---
title: "HW 4"
author: "Your name here"
output: pdf_document
---
```{r knitr_options , include=FALSE}
#Here's some preamble, which makes ensures your figures aren't too big
knitr::opts_chunk$set(fig.width=6, fig.height=3.6, warning=FALSE,
message=FALSE)
```
```{r, message = FALSE, warning = FALSE}
library(mosaic)
library(RCurl)
url <- getURL("https://raw.githubusercontent.com/statsbylopez/StatsSports/master/Kickers.csv")
nfl.kick <- read.csv(text = url)
```
For this homework, we will be using data provided in the `nfl.kick` data set, as was done during class. Our goals will be to confirm our knowledge of logistic regression, our interpretations of slopes, as well as kicker-specific analysis.
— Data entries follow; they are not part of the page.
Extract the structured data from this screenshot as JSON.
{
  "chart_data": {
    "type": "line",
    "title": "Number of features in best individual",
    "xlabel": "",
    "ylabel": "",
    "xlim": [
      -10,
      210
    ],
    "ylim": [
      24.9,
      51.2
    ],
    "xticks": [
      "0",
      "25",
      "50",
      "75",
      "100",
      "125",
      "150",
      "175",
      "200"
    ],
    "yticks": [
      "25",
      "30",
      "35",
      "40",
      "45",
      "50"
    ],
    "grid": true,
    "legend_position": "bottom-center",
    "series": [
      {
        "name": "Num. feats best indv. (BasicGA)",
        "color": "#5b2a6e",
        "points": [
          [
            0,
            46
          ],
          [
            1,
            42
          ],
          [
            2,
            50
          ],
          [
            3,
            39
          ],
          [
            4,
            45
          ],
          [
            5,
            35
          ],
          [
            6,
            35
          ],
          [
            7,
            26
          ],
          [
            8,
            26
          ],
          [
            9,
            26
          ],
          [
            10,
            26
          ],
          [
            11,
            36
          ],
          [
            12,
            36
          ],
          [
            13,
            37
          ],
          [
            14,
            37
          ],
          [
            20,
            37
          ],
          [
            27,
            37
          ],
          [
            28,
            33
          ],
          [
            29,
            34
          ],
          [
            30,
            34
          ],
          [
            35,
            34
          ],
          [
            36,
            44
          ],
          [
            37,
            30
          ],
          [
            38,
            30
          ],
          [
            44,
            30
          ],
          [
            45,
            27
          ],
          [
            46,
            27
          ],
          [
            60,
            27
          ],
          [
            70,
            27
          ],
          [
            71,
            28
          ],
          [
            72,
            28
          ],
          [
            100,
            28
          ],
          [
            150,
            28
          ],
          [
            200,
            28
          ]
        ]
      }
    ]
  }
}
## Exploratory data analysis
### Question 1
Use R to find the **kicker** with the best percentage of successful field goals. Why might one argue that this specific kicker may not be the most accurate, even though he has the highest percentage?
### Question 2
Use R to find the **team** with the best percentage of successful field goals. Why might one argue that this team may not have had the best kickers even though they've posted the highest overall percentage?
### Question 3
Identify the teams that have kicked the highest percentage of their field goals on grass (recall: the `Grass` variable is a TRUE/FALSE indicator for whether or not each kick was kicked on a grass surface.).
## Logistic regression
### Question 4
There are several variables in this data set. Using the AIC criteria, identify the logistic regression model that is the best fit for our `Success` outcome.
### Question 5
Using your model from (4), interpret the coefficient for `Distance` as an odds ratio.
### Question 6
Odds ratios are multiplicative. That is, if the odds of a successful outcome are $e^{\beta_1}$ given a one-unit increase in $x_1$, the odds of a successful outcome are $e^{c*\beta_1}$ given a $c$-unit increase in $x_1$. Given your model in (4) what are the odds of making a field goal that is 10 yards longer?
### Question 7
Using the model below, estimate the probability of a successful 40-yard field goal, kicked on a non-grass surface in 2015.
```{r, eval = FALSE}
fit.3 <- glm(Success ~ Distance + Grass + Year, data = nfl.kick, family ="binomial")
summary(fit.3)
```
## Expected points
### Question 8
Use your answer to Question (7) to estimate the expected points of a 40-yard field goal, kicked on a non-grass surface in 2015.
### Question 9
Kicker A hits the field goal in Question (8) while Kicker B misses it. How many expected points has Kicker A added to his team given this single kick? How about Kicker B?
### Question 10
It is straightforward to estimate the value of kickers using expected points.
First, we generate predicted probabilities for each field goal using `fit.3`. Next, we use that to estimate the expected points for each field goal (`predict.points`). Finally, we use the result of the field goal (`Success` = 0 or a 1) and the value of the kick (3 points) to get an expected points added (`EPA`) for each kicker on each kick.
```{r, eval = FALSE}
nfl.kick <- mutate(nfl.kick, predict.Success = predict(fit.3, nfl.kick, type = "response"),
predict.points = 3*predict.Success,
EPA = Success*3 - predict.points)
```
The first row corresponds to a David Akers kick in 2005. What was the predicted success rate for Akers on this kick? What relative worth (in terms of `EPA`) did Akers provide on this kick?
### Question 11
One metric we may be interested in is the relative worth, in terms of total `EPA`, among all kickers in our data set. The `dplyr` function makes it simple.
```{r, eval = FALSE}
options(dplyr.print_max = 1e9)
kick.summary <- nfl.kick %>%
group_by(Kicker) %>%
summarize(percent.success = mean(Success), total.kicks = length(EPA), total.EPA = sum(EPA)) %>%
arrange(total.EPA)
kick.summary
```
The above function calculates kicker-specific percentages, each kicker's total number of kicks, and each kickers total EPA.
Since 2005, who has been worth the most (and least) total `EPA` to their teams?
### Question 12
Interpret the R-squared calculated below. What does it suggest about the fraction of unexplained variability when it comes to kicker EPA?
```{r, eval = FALSE}
xyplot(total.EPA ~ percent.success, data = filter(kick.summary, total.kicks >=50 ))
cor(total.EPA ~ percent.success, data = filter(kick.summary, total.kicks >=50 ))^2
```
### Question 13
Given your readings, are there any other variables that you would want to account for when measuring field goal success that aren't in the current data set? How may it effect the ranking of kickers in Question Question (12)?